The agency plans to conduct the next sampling effort on Monday, according to Sonafrank, and it will continue monitoring and sampling until results are within the state’s quality criteria.

  “Until sample results meet water quality standards and DEC lifts this advisory, people should take precautionary measures when recreating,” according to the announcement.

In addition to avoiding swimming, beach users should wash after contact with the water, and rinse fish with clean water after they’ve been harvested. The seafood should be cooked to a “minimal internal temperature of 145 degrees fahrenheit to destroy pathogens,” according to DEC.
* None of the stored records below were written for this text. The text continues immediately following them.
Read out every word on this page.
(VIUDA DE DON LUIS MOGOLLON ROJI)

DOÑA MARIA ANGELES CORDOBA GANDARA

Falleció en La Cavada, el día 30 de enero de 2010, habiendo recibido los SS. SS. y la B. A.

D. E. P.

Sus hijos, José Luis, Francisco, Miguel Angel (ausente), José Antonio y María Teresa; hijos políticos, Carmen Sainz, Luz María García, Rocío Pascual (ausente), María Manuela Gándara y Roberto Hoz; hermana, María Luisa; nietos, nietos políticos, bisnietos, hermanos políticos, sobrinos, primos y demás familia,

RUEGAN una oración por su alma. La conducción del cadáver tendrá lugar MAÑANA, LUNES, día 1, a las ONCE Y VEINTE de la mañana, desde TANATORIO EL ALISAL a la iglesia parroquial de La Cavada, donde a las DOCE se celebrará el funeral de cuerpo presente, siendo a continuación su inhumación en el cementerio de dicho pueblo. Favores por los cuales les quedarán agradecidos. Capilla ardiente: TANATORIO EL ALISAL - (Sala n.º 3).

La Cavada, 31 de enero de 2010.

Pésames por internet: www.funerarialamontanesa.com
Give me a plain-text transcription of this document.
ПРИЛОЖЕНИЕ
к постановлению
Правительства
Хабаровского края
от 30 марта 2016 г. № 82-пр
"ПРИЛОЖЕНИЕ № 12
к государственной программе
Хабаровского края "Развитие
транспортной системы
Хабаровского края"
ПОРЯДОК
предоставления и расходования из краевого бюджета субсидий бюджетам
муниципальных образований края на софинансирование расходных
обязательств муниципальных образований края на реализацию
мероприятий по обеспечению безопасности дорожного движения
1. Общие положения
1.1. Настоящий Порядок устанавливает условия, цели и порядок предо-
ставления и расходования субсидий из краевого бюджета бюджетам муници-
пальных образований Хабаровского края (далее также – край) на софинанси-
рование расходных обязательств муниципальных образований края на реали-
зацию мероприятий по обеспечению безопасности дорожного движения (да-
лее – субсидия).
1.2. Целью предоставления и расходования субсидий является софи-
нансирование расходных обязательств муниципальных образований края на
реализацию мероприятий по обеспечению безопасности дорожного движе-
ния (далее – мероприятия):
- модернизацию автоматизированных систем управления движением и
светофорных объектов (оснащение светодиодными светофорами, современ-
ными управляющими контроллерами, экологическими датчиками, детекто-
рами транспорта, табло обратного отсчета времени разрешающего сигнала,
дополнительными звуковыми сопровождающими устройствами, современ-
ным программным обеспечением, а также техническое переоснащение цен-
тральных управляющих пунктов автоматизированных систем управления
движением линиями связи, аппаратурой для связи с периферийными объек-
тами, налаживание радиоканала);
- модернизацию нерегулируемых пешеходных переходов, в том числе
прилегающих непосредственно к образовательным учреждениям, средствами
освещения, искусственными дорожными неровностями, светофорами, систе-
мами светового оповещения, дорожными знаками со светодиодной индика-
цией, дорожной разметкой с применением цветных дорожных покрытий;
Enterococci bacteria is a pathogen associated with wastewater or sewage, according to Sonafrank.

“Essentially, these bacteria are relatively easy to culture, and they also are associated with … fecal matter from mammals,” she told the Daily News on Friday.

Water quality sampling in the Ketchikan area conducted on July 26 found elevated levels of the bacteria in two Ketchikan locations, but the levels were not confirmed in subsequent testing, according to Sonafrank.

And while the levels found in this week’s testing were elevated, ranging from 157 to 1,986 bacteria per 100 milliliters of water (the standard is 130 per 100 milliliters), they were “nowhere near pure wastewater, which can go into the tens of hundreds of thousands,” said Sonafrank.

She said recent weather could have had an impact on the bacteria levels seen in Ketchikan.

“We've heard that there were some sunny days this week, and bacteria can be influenced by temperature,” Sonafrank said, noting also that the forecast called for rain. “We think that the rain will probably lower the levels.”

According to DEC, contact with water with elevated levels of enterococci bacteria can cause stomach aches, diarrhea, or ear, eye and skin infections.